I am not sure if I understand what you are asking, do you mean that instead of defining constant drift term as a time-invariant (Q=0) state with some prior distribution for the first time instance, you instead fix the state as 1 and then estimate the coeffcient in the corresponding element of T? The issue with the latter approach is that after estimating the coefficient, your parameter is assumed to be known and fixed, whereas the former approach incorporates uncertainty of the drift estimation (by prior distribution N(a1,P1 or P1inf) into the modelling, leading to more realistic inference. If I am correct in what you are saying you should see some differences between different approaches if you check the filtered or smoothed variances of the mean for example.
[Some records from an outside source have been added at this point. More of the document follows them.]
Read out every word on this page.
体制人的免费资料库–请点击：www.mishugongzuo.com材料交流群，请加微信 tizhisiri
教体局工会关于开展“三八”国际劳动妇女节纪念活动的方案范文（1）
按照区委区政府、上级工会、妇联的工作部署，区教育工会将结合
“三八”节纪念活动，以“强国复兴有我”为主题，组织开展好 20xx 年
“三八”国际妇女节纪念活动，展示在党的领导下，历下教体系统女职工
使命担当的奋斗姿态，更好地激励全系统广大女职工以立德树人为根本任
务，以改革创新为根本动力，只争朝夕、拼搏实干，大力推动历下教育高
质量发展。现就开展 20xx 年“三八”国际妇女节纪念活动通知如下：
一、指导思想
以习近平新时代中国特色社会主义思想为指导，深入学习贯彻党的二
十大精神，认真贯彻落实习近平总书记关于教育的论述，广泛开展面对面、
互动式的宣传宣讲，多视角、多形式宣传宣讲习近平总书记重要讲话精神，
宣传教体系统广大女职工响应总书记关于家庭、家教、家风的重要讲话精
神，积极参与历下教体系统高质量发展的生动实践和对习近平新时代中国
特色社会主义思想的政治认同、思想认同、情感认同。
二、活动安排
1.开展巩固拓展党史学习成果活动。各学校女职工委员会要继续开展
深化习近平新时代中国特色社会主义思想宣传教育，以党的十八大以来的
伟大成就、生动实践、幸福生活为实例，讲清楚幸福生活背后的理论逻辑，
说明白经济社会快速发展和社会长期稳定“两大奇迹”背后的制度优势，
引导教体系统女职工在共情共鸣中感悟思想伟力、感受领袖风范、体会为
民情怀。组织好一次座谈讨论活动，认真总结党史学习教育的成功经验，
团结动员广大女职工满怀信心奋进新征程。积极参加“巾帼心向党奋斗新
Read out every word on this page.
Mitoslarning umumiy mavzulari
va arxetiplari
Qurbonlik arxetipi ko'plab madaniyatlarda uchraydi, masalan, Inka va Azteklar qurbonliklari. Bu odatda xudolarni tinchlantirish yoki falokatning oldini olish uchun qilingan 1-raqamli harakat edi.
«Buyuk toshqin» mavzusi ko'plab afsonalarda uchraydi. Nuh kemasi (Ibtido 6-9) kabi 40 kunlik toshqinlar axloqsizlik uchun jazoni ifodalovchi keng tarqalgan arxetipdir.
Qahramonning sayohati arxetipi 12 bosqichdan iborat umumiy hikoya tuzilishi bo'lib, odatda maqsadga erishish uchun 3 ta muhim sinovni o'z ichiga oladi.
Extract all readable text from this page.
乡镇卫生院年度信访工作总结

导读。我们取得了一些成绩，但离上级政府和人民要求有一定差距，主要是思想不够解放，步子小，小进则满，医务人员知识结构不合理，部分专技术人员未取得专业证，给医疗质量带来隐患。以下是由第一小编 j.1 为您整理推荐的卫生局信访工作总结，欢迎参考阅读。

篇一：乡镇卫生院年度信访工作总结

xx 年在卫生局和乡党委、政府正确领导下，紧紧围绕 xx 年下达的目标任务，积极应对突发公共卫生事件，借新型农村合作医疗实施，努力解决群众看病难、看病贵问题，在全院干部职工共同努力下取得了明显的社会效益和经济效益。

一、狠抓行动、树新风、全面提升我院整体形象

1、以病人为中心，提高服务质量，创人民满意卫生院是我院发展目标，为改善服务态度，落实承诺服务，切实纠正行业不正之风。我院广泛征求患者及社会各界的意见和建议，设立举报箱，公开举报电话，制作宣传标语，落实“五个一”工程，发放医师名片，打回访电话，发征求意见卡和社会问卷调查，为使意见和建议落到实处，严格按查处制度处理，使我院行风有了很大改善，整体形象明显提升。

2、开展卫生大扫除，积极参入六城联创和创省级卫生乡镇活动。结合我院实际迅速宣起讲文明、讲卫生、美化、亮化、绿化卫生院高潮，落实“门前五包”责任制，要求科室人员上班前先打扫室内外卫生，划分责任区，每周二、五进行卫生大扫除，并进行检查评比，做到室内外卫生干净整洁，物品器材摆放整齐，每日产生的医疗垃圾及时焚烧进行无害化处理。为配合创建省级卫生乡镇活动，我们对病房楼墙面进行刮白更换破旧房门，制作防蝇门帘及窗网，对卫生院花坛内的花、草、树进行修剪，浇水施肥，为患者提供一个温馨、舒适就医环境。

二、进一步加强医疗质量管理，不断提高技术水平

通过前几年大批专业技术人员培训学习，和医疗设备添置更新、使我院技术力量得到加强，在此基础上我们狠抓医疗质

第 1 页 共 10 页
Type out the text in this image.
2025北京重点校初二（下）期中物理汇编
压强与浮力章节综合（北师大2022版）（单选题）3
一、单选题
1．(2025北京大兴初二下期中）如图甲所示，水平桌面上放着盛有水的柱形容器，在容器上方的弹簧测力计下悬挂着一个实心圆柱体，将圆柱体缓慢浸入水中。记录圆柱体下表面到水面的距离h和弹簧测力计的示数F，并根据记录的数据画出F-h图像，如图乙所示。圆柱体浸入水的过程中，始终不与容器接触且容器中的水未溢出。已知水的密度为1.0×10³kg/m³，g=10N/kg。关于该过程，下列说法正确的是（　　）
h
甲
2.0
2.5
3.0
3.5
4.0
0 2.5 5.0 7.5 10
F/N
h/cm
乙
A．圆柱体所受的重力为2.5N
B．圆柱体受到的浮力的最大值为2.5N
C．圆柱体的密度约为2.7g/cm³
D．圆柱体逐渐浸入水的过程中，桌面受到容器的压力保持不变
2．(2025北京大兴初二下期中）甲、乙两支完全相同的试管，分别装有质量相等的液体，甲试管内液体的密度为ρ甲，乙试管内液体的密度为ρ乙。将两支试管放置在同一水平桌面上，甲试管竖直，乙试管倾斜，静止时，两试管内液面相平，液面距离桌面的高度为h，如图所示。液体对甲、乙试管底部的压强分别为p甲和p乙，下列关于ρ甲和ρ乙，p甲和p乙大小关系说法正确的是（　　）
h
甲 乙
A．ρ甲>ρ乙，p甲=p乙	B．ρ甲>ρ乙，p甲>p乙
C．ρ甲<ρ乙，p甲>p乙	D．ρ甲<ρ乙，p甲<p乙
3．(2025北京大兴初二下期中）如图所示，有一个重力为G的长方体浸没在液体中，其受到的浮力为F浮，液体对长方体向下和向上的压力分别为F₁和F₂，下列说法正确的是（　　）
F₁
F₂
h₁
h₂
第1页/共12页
For your second question, again I should see your reproducible example code to really understand what is the issue. Do you supply checkfn and updatefn correctly into the fitSSM function? I personally haven't used the check functionality much so it could contain a bug as well..

[yuanyuan2319]

Hi Helske,

Yes, that's exactly what I mean. I tried both approaches and I couldn't tell the difference between two approaches visually from plots of state estimations. Maybe I should check the numbers. Another concern is that, the state equation I use is AR(1) process. If it is more realistic to set the constant drift as a state variable, I should set coefficients as a state too? It seems that except error variance, all other terms is updated through time.

As for the second one, how do you usually deal with the case where parameters need to be positive? Just set T <- exp(pars[1])?

I also notice that in the newest KFAS version on github, the output variables from KFS() function are not complete, such as t and epshat.

Thanks.

[helske]

The state estimates should be identical with to approaches but their variances should not.

You can't set the AR-coefficients as a state variable too, unless you move into nonlinear models which are out of the scope of KFAS.

What do you mean that the output variables are not complete? By default, not everything is computed, you can change the behaviour by defining the function arguments, see ?KFS.

PS. Please make a separate issue for each problem you are facing, and please try to include reproducible code.